References or list of publications related to the product

  • KORELC, Jože, WRIGGERS, Peter. Automation of finite element methods. Switzerland: Springer, 2016. XXVI.  http://link.springer.com/book/10.1007%2F978-3-319-39005-5, doi: 10.1007/978-3-319-39005-5. http://www.springer.com/-/1/AVXo2wyFKEAfyFF0Zyqj
  • HUDOBIVNIK, Blaž, KORELC, Jože. Closed-form representation of matrix functions in the formulation of nonlinear material models. Finite Elements in Analysis and Design, 2016, 111:19-32
  • KORELC, Jože. Automation of primal and sensitivity analysis of transient coupled problems. Comput. mech., 2009,  44:631-649.

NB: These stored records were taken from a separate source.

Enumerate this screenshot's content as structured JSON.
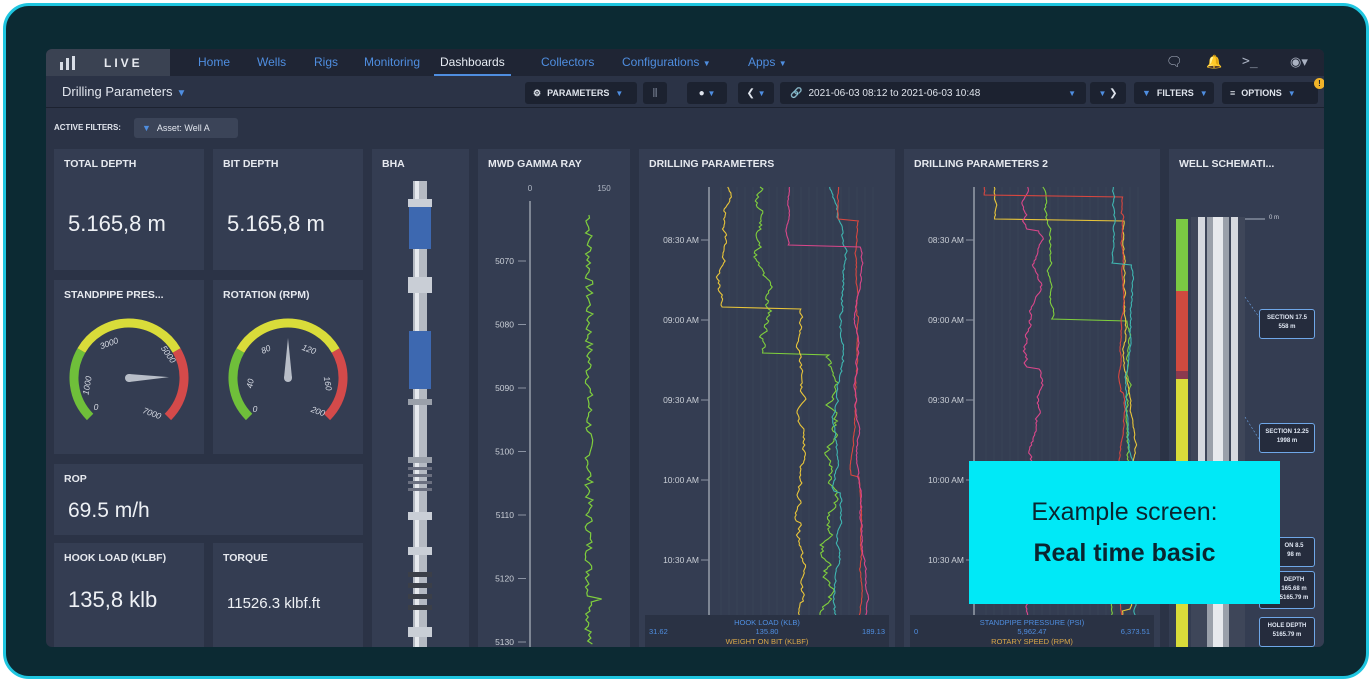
{
  "app": {
    "brand": "LIVE"
  },
  "nav": {
    "items": [
      {
        "label": "Home"
      },
      {
        "label": "Wells"
      },
      {
        "label": "Rigs"
      },
      {
        "label": "Monitoring"
      },
      {
        "label": "Dashboards"
      },
      {
        "label": "Collectors"
      },
      {
        "label": "Configurations"
      },
      {
        "label": "Apps"
      }
    ],
    "active": "Dashboards",
    "icons": [
      "chat-icon",
      "bell-icon",
      "terminal-icon",
      "user-icon"
    ]
  },
  "toolbar": {
    "dashboard_title": "Drilling Parameters",
    "parameters_label": "PARAMETERS",
    "time_range": "2021-06-03 08:12 to 2021-06-03 10:48",
    "filters_label": "FILTERS",
    "options_label": "OPTIONS",
    "options_badge": "!"
  },
  "filters": {
    "label": "ACTIVE FILTERS:",
    "chip": "Asset: Well A"
  },
  "widgets": {
    "total_depth": {
      "title": "TOTAL DEPTH",
      "value": "5.165,8 m"
    },
    "bit_depth": {
      "title": "BIT DEPTH",
      "value": "5.165,8 m"
    },
    "standpipe": {
      "title": "STANDPIPE PRES...",
      "ticks": [
        "1000",
        "3000",
        "5000",
        "0",
        "7000"
      ],
      "value": 5800,
      "max": 7000
    },
    "rotation": {
      "title": "ROTATION (RPM)",
      "ticks": [
        "40",
        "80",
        "120",
        "160",
        "0",
        "200"
      ],
      "value": 100,
      "max": 200
    },
    "rop": {
      "title": "ROP",
      "value": "69.5 m/h"
    },
    "hook_load": {
      "title": "HOOK LOAD (KLBF)",
      "value": "135,8 klb"
    },
    "torque": {
      "title": "TORQUE",
      "value": "11526.3 klbf.ft"
    },
    "bha": {
      "title": "BHA"
    },
    "gamma": {
      "title": "MWD GAMMA RAY",
      "scale_min": "0",
      "scale_max": "150",
      "depths": [
        "5070",
        "5080",
        "5090",
        "5100",
        "5110",
        "5120",
        "5130"
      ]
    },
    "drilling1": {
      "title": "DRILLING PARAMETERS",
      "times": [
        "08:30 AM",
        "09:00 AM",
        "09:30 AM",
        "10:00 AM",
        "10:30 AM"
      ],
      "legend": {
        "name": "HOOK LOAD (KLB)",
        "min": "31.62",
        "current": "135.80",
        "max": "189.13",
        "next": "WEIGHT ON BIT (KLBF)"
      }
    },
    "drilling2": {
      "title": "DRILLING PARAMETERS 2",
      "times": [
        "08:30 AM",
        "09:00 AM",
        "09:30 AM",
        "10:00 AM",
        "10:30 AM"
      ],
      "legend": {
        "name": "STANDPIPE PRESSURE (PSI)",
        "min": "0",
        "current": "5,962.47",
        "max": "6,373.51",
        "next": "ROTARY SPEED (RPM)"
      }
    },
    "schematic": {
      "title": "WELL SCHEMATI...",
      "top_label": "0 m",
      "sections": [
        {
          "name": "SECTION 17.5",
          "depth": "558 m"
        },
        {
          "name": "SECTION 12.25",
          "depth": "1998 m"
        },
        {
          "name": "ON 8.5",
          "depth": "98 m"
        },
        {
          "name": "DEPTH",
          "depth": "165.68 m"
        },
        {
          "name": "",
          "depth": "5165.79 m"
        },
        {
          "name": "HOLE DEPTH",
          "depth": "5165.79 m"
        }
      ]
    }
  },
  "callout": {
    "line1": "Example screen:",
    "line2": "Real time basic"
  },
  "colors": {
    "frame_border": "#1fc6e0",
    "accent": "#4f8ee0",
    "callout_bg": "#00e9f7",
    "gauge_green": "#6fbf3a",
    "gauge_yellow": "#d9dc3a",
    "gauge_red": "#d44a4a"
  }
}
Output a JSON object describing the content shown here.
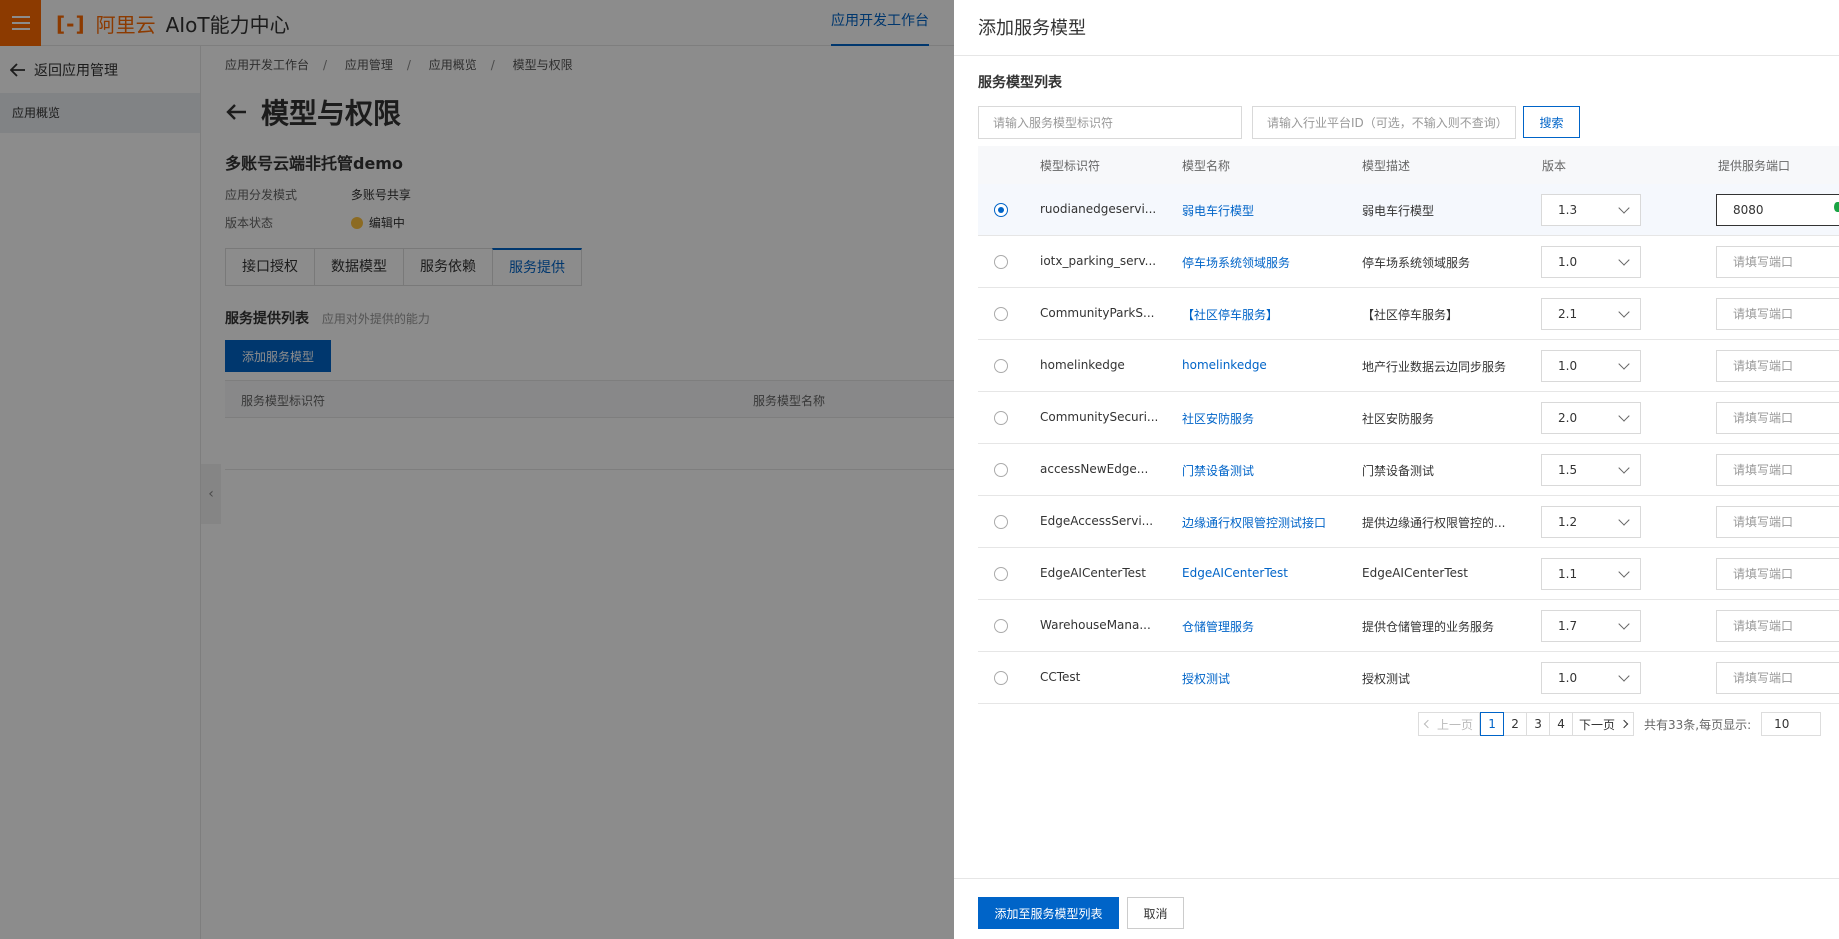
{
  "topbar": {
    "brand_mark": "[-]",
    "brand": "阿里云",
    "title": "AIoT能力中心",
    "nav_active": "应用开发工作台"
  },
  "sidebar": {
    "back": "返回应用管理",
    "items": [
      {
        "label": "应用概览"
      }
    ]
  },
  "content": {
    "breadcrumb": [
      "应用开发工作台",
      "应用管理",
      "应用概览",
      "模型与权限"
    ],
    "page_title": "模型与权限",
    "app_name": "多账号云端非托管demo",
    "fields": [
      {
        "key": "应用分发模式",
        "value": "多账号共享"
      },
      {
        "key": "版本状态",
        "value": "编辑中"
      }
    ],
    "tabs": [
      "接口授权",
      "数据模型",
      "服务依赖",
      "服务提供"
    ],
    "active_tab": "服务提供",
    "section_title": "服务提供列表",
    "section_sub": "应用对外提供的能力",
    "add_button": "添加服务模型",
    "table_headers": [
      "服务模型标识符",
      "服务模型名称"
    ]
  },
  "drawer": {
    "title": "添加服务模型",
    "list_title": "服务模型列表",
    "search": {
      "id_placeholder": "请输入服务模型标识符",
      "platform_placeholder": "请输入行业平台ID（可选，不输入则不查询）",
      "button": "搜索"
    },
    "headers": {
      "id": "模型标识符",
      "name": "模型名称",
      "desc": "模型描述",
      "version": "版本",
      "port": "提供服务端口"
    },
    "port_placeholder": "请填写端口",
    "rows": [
      {
        "id": "ruodianedgeservi...",
        "name": "弱电车行模型",
        "desc": "弱电车行模型",
        "version": "1.3",
        "port": "8080",
        "selected": true
      },
      {
        "id": "iotx_parking_serv...",
        "name": "停车场系统领域服务",
        "desc": "停车场系统领域服务",
        "version": "1.0",
        "port": "",
        "selected": false
      },
      {
        "id": "CommunityParkS...",
        "name": "【社区停车服务】",
        "desc": "【社区停车服务】",
        "version": "2.1",
        "port": "",
        "selected": false
      },
      {
        "id": "homelinkedge",
        "name": "homelinkedge",
        "desc": "地产行业数据云边同步服务",
        "version": "1.0",
        "port": "",
        "selected": false
      },
      {
        "id": "CommunitySecuri...",
        "name": "社区安防服务",
        "desc": "社区安防服务",
        "version": "2.0",
        "port": "",
        "selected": false
      },
      {
        "id": "accessNewEdge...",
        "name": "门禁设备测试",
        "desc": "门禁设备测试",
        "version": "1.5",
        "port": "",
        "selected": false
      },
      {
        "id": "EdgeAccessServi...",
        "name": "边缘通行权限管控测试接口",
        "desc": "提供边缘通行权限管控的...",
        "version": "1.2",
        "port": "",
        "selected": false
      },
      {
        "id": "EdgeAICenterTest",
        "name": "EdgeAICenterTest",
        "desc": "EdgeAICenterTest",
        "version": "1.1",
        "port": "",
        "selected": false
      },
      {
        "id": "WarehouseMana...",
        "name": "仓储管理服务",
        "desc": "提供仓储管理的业务服务",
        "version": "1.7",
        "port": "",
        "selected": false
      },
      {
        "id": "CCTest",
        "name": "授权测试",
        "desc": "授权测试",
        "version": "1.0",
        "port": "",
        "selected": false
      }
    ],
    "pagination": {
      "prev": "上一页",
      "pages": [
        "1",
        "2",
        "3",
        "4"
      ],
      "current": "1",
      "next": "下一页",
      "total": "共有33条,每页显示:",
      "page_size": "10"
    },
    "footer": {
      "submit": "添加至服务模型列表",
      "cancel": "取消"
    }
  },
  "colors": {
    "accent": "#0064c8",
    "brand": "#ff6a00",
    "status_editing": "#ffc440"
  }
}
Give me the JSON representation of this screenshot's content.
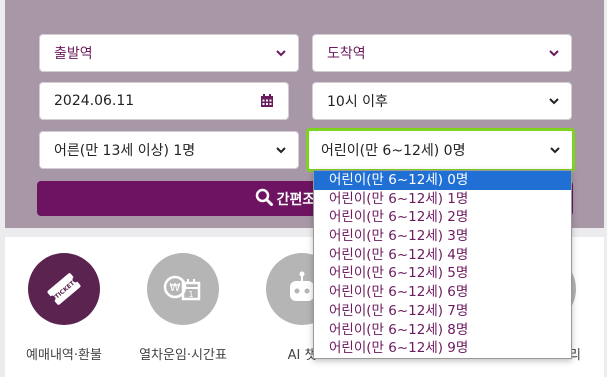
{
  "form": {
    "departure": "출발역",
    "arrival": "도착역",
    "date": "2024.06.11",
    "time": "10시 이후",
    "adult": "어른(만 13세 이상) 1명",
    "child": "어린이(만 6~12세) 0명",
    "search_label": "간편조"
  },
  "child_options": [
    "어린이(만 6~12세) 0명",
    "어린이(만 6~12세) 1명",
    "어린이(만 6~12세) 2명",
    "어린이(만 6~12세) 3명",
    "어린이(만 6~12세) 4명",
    "어린이(만 6~12세) 5명",
    "어린이(만 6~12세) 6명",
    "어린이(만 6~12세) 7명",
    "어린이(만 6~12세) 8명",
    "어린이(만 6~12세) 9명"
  ],
  "menu": {
    "items": [
      {
        "label": "예매내역·환불",
        "icon": "ticket-icon",
        "badge": "TICKET"
      },
      {
        "label": "열차운임·시간표",
        "icon": "fare-calendar-icon"
      },
      {
        "label": "AI 챗",
        "icon": "robot-icon"
      },
      {
        "label": "",
        "icon": ""
      },
      {
        "label": "리",
        "icon": ""
      }
    ]
  },
  "colors": {
    "panel": "#a898a7",
    "accent": "#6e1362",
    "focus": "#7ed321",
    "selected": "#1f6fd4"
  }
}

  • Korelc J., (2002), Multi-language and Multi-environment Generation of Nonlinear Finite Element Codes,  Engineering with Computers, 2002, vol. 18, n. 4,str. 312-327
  • Korelc, J. (1997), Automatic generation of finite-element code by simultaneous optimization of expressions, Theoretical Computer Science, 187, 231-248.
  • Korelc J. (1996), Symbolic Approach in Computational Mechanics and its Application to the Enhanced Strain Method, Doctoral Dissertation, Institut of Mechanics, TH Darmstadt, Germany.